29    Allein die geringe Anzahl der Verfahren im Verhältnis zu den geschätzten Zahlen von Opfern und Mitgliedern der Konfliktparteien lässt den Schluss zu, dass die nationalen Strafverfolgungsbehörden nicht in der Lage oder willens sind, die Verbrechen aufzuklären und die Täter strafrechtlich zu verfolgen. Auch das Fehlen der Strafbarkeit von Verbrechen gegen die Menschlichkeit und Völkermord vor dem SCCED zeigt die Halbherzigkeit der sudanesischen Strafverfolgungsbehörden.

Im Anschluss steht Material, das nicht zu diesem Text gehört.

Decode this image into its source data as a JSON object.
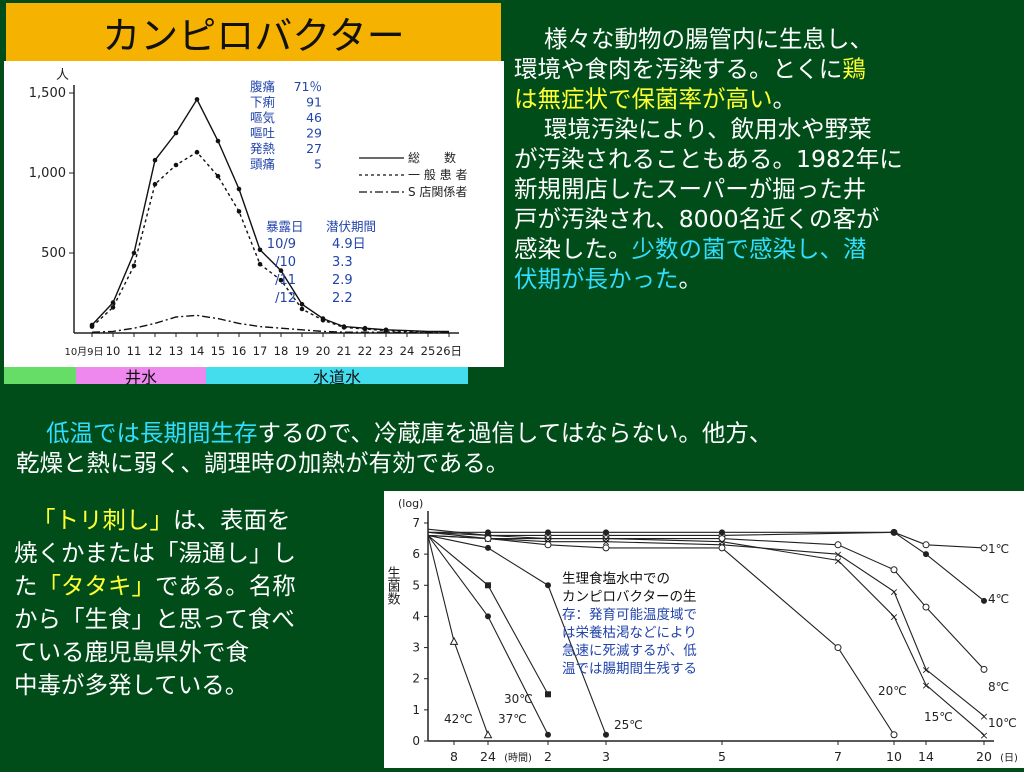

30   Die Existenz des Sondergerichtshofs (und das Verfahren gegen Ali Kushayb vor dem SCCED) ist damit nicht geeignet, substantielle Bedenken nach Art. 17 IStGH-Statut zu begründen. Vielmehr ist dessen Einrichtung nur erfolgt, um die Strafverfolgung durch den IStGH auszuschließen. Somit ist der IStGH nicht aufgrund der Subsidiarität zur nationalen Strafverfolgung daran gehindert, Handlungen in Darfur strafrechtlich zu untersuchen und anzuklagen. Die Ausnahmegründe von Art. 17 Abs. 2 IStGH-Statut greifen ein.

Ergebnis

31    Der Antrag des Anklägers ist im Großen und Ganzen zu begrüßen, ebenso wie die Entscheidung der Kammer. Stellenweise sind die Entscheidungen zu kritisieren. Auf lange Sicht dürften die positiven Aspekte überwiegen. Zwei Jahre nach Überweisung der Situation in Darfur sind damit konkrete Strafverfolgungsmaßnahmen eingeleitet.